On another note, just imagine your ready-to-retire customer who just got a quarterly statement for his 401K that was enough to cause him to say “I don’t believe it,” and he finds out he needs a new heating system. Who will get the call? The customer might consider solar, which is offered as another way to lower the fuel costs, heat hot water and provide personal warmth as well. But perhaps, geothermal might also capture the customer’s fancy. Both of these can become very complex and require a very large financial commitment. Is there a payback? I would say the answer is yes, but it will take awhile.
Oil heating equipment is still a smart choice and my pick. If you haven’t noticed, there are now low NOx high-efficiency units available at 89 percent+ AFUEs and high/low fired residential oil burners available on heating equipment sold right here in the good old U.S. They all have the same goal in mind—to provide both comfort and a reduction in oil consumption, which translates to lower heating cost.

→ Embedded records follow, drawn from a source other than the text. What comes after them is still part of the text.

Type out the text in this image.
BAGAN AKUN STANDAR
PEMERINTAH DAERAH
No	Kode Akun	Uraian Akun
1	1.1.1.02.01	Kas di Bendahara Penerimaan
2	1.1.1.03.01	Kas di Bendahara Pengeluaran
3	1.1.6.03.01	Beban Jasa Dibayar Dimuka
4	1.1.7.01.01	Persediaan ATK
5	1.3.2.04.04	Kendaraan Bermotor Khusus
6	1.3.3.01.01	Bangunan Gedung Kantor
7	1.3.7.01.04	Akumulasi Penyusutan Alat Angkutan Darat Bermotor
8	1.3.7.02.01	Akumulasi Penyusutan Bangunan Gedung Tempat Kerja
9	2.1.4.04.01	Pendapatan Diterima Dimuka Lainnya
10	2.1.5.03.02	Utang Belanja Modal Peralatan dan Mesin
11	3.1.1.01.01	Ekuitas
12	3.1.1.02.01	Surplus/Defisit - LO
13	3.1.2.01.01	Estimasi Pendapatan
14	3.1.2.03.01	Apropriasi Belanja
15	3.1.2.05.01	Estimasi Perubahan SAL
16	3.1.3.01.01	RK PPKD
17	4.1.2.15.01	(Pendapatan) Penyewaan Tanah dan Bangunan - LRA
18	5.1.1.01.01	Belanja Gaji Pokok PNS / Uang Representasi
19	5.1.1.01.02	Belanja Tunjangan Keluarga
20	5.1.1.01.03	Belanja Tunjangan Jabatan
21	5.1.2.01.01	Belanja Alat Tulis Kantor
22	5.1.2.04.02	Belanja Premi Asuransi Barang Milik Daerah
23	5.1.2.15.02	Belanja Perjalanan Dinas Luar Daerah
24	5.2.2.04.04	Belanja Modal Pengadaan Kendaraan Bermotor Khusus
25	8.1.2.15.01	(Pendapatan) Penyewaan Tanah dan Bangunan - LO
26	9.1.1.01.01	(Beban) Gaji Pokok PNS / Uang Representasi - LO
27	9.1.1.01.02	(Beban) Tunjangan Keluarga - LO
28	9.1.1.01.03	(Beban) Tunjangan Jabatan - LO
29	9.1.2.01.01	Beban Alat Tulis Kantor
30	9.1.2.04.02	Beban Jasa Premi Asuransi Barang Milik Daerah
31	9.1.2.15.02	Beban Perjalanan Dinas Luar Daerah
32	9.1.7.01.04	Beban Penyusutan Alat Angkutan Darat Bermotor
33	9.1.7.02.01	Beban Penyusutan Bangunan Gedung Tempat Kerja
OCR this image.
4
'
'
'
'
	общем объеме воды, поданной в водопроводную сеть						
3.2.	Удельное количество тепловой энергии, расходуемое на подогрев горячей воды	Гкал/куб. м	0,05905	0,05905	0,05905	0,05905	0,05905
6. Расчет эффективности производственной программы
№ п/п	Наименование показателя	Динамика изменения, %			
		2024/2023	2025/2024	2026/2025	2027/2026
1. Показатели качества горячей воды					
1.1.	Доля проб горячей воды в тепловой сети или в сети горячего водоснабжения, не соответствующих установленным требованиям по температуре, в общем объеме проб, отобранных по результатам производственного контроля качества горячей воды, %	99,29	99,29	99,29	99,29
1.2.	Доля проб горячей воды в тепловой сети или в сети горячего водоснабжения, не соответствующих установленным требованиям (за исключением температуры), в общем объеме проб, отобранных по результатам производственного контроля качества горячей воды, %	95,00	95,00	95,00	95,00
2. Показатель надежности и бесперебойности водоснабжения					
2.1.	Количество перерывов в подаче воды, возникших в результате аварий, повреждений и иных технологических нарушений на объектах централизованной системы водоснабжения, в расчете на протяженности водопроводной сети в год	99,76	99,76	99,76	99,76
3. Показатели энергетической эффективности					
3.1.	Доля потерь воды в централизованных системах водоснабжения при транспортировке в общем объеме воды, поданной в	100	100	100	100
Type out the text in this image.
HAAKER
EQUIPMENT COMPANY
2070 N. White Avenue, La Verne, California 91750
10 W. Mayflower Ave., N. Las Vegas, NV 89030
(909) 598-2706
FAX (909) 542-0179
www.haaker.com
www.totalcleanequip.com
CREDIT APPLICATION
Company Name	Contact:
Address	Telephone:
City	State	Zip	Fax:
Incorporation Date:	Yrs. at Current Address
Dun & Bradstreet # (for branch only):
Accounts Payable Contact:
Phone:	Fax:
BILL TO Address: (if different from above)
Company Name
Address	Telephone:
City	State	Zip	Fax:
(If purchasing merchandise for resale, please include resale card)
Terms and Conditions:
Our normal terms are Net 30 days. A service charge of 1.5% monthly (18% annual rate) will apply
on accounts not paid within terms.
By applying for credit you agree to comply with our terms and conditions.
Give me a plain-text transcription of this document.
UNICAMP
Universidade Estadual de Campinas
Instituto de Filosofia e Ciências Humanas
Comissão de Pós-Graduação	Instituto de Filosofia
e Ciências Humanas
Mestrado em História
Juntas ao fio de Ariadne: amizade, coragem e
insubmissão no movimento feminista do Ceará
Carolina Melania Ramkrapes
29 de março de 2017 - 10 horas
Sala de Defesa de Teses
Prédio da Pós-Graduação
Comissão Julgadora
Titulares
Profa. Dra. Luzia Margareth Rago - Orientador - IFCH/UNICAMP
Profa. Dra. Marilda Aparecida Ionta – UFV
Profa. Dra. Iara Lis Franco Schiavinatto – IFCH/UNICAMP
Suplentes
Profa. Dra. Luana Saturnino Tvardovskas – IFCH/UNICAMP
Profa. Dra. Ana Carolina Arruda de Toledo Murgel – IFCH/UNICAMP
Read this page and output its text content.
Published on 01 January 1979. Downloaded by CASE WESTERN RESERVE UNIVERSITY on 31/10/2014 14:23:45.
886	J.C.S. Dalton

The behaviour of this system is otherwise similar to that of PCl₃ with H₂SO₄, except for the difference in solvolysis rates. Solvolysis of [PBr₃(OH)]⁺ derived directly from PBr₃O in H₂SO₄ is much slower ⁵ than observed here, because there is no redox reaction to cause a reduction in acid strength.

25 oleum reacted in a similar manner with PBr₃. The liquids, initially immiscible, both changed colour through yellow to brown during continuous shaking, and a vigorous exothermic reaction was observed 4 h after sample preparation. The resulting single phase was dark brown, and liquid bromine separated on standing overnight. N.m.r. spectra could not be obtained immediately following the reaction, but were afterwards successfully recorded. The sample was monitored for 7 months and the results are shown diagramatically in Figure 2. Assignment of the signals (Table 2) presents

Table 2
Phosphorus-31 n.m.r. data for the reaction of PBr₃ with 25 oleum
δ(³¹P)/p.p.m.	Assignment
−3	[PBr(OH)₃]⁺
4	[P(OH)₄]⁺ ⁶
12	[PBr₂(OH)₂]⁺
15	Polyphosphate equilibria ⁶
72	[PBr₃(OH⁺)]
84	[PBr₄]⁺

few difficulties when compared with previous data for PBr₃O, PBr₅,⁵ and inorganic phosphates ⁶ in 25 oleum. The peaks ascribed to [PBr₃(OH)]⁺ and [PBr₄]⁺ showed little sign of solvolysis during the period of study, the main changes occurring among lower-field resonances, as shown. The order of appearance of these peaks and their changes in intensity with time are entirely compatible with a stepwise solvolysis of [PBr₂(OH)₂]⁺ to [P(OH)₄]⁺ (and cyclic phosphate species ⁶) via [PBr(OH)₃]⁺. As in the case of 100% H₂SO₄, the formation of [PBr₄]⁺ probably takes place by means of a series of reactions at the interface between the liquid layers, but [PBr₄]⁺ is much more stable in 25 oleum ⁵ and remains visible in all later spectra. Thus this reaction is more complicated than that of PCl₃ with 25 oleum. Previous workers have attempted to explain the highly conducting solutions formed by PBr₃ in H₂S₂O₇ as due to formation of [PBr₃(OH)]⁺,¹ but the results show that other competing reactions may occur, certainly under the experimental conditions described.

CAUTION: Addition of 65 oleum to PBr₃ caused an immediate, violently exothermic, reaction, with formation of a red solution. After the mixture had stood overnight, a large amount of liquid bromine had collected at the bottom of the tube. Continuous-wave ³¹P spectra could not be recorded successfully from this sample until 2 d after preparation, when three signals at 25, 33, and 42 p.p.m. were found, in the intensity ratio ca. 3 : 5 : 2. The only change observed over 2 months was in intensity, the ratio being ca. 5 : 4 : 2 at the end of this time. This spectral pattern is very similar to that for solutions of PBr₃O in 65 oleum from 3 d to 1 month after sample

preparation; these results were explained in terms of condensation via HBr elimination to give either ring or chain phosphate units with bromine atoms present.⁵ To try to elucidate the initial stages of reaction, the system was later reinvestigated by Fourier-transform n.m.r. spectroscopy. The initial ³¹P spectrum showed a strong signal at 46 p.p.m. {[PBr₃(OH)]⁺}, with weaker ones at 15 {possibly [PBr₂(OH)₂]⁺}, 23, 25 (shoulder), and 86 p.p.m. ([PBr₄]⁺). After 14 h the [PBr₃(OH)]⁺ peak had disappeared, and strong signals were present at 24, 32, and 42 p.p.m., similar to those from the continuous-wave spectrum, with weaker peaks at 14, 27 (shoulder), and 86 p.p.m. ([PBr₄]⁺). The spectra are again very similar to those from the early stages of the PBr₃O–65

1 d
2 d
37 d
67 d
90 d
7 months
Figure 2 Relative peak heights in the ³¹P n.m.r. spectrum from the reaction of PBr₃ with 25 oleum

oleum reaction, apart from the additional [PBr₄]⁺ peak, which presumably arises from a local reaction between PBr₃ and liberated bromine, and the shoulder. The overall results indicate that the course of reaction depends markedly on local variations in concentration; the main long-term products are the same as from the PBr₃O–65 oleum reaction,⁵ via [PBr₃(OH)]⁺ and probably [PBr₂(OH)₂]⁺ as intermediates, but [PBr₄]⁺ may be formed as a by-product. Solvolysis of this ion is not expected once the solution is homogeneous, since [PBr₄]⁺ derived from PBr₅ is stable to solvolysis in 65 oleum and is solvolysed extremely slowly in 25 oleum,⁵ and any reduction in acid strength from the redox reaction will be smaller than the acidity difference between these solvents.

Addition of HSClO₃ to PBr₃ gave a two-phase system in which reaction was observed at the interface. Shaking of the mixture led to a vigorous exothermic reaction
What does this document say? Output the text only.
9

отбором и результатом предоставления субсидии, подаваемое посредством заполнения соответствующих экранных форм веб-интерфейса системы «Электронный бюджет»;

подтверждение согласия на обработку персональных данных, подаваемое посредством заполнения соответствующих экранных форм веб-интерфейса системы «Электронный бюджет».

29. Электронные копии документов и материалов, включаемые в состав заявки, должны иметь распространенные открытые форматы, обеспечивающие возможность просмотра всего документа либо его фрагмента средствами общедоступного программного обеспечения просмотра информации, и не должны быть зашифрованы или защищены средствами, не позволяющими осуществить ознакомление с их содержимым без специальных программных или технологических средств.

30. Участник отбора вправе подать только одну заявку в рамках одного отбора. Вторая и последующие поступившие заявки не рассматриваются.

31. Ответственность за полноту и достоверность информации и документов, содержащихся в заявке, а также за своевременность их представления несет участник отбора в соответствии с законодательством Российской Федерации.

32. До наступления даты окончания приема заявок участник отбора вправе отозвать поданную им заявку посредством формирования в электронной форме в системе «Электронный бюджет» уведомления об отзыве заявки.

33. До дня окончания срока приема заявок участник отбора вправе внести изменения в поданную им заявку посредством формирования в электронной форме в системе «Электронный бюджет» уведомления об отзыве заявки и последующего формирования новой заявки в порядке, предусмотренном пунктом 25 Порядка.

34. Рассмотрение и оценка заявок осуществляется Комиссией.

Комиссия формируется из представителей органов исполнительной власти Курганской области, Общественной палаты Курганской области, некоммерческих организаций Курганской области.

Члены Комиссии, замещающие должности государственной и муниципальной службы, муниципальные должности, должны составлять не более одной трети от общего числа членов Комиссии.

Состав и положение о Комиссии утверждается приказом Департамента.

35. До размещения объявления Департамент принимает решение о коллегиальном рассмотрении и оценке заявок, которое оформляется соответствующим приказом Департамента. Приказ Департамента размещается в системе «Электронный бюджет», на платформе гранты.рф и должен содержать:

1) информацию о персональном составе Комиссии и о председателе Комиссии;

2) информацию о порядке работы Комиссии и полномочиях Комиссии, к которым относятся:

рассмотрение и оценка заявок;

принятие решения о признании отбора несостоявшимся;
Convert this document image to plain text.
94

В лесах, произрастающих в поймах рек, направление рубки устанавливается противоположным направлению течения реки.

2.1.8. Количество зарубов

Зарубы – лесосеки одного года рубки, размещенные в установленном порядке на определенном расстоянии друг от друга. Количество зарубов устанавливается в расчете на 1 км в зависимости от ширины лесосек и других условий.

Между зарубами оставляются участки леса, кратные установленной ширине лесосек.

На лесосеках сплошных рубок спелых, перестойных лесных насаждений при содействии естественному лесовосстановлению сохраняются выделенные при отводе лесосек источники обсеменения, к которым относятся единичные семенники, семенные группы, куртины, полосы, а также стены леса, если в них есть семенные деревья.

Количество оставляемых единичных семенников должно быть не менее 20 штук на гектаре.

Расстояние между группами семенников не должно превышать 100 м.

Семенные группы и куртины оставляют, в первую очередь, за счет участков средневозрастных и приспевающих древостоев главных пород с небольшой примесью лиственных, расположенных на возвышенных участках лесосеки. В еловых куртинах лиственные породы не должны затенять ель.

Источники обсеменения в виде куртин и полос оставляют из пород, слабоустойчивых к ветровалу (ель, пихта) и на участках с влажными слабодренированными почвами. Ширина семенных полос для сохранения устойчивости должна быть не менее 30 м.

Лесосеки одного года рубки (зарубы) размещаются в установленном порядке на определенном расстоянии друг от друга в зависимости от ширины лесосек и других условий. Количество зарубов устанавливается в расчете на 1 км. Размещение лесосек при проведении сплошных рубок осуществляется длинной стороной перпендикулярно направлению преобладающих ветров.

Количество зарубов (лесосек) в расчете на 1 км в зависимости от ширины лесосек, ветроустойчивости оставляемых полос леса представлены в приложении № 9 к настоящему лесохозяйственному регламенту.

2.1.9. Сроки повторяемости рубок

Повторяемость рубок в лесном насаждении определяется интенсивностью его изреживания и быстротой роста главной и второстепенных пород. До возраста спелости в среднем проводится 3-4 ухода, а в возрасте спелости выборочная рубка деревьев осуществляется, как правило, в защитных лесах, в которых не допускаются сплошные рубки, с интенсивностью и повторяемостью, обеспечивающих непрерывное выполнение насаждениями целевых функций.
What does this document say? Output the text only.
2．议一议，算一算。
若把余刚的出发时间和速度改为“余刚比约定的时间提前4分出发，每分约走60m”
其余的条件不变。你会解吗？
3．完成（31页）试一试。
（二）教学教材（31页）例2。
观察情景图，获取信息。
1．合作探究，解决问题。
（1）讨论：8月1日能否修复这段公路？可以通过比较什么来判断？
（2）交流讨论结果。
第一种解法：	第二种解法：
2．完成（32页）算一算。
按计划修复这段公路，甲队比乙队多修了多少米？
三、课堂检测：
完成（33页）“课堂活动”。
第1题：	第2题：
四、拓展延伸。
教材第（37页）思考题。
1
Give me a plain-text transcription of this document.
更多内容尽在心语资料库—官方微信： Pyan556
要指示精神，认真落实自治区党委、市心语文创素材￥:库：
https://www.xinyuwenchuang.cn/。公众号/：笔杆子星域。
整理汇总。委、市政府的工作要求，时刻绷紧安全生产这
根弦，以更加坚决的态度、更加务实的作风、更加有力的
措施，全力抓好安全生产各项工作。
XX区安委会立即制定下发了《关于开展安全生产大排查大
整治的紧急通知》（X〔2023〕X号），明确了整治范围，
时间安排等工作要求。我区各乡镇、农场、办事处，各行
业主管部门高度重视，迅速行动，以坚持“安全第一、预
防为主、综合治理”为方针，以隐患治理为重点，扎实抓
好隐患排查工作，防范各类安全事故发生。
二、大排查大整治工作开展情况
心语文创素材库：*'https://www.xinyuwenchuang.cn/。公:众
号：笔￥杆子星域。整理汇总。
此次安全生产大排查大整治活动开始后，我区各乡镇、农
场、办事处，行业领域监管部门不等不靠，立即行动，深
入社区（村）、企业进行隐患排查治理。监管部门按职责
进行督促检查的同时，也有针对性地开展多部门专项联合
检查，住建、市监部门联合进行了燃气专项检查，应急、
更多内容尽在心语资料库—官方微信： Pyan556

The pellet stove has become a very popular topic also and many of your well- known heating supply companies have taken on this line. I’m also told they have become so popular in the Northeast that a shortage exits, and the prediction of a lack of pellet availability is real possibility. I have heard some prices on the units and they often exceed the cost of a more conventional type of heating boiler. Some additional problems with pellet stoves I’ve learned include: complaints of whining sounds from the blower, which happens when the blower is turned on before the stove reaches operating temperature; a particular type of fire is needed, one that is compact and orange; the unit can start smoking or the glass can turn black when the air control knob needs adjusting; installing these in unlined chimneys can cause problems; and like with lots of heating equipment, think about adding a fresh air kit.
So which is the best? You be the judge. Wind power is coming on strong recently, so be prepared to answer questions on this subject as well. Also, when it comes to selecting a fuel, freedom of choice is still important as to whom you do business with.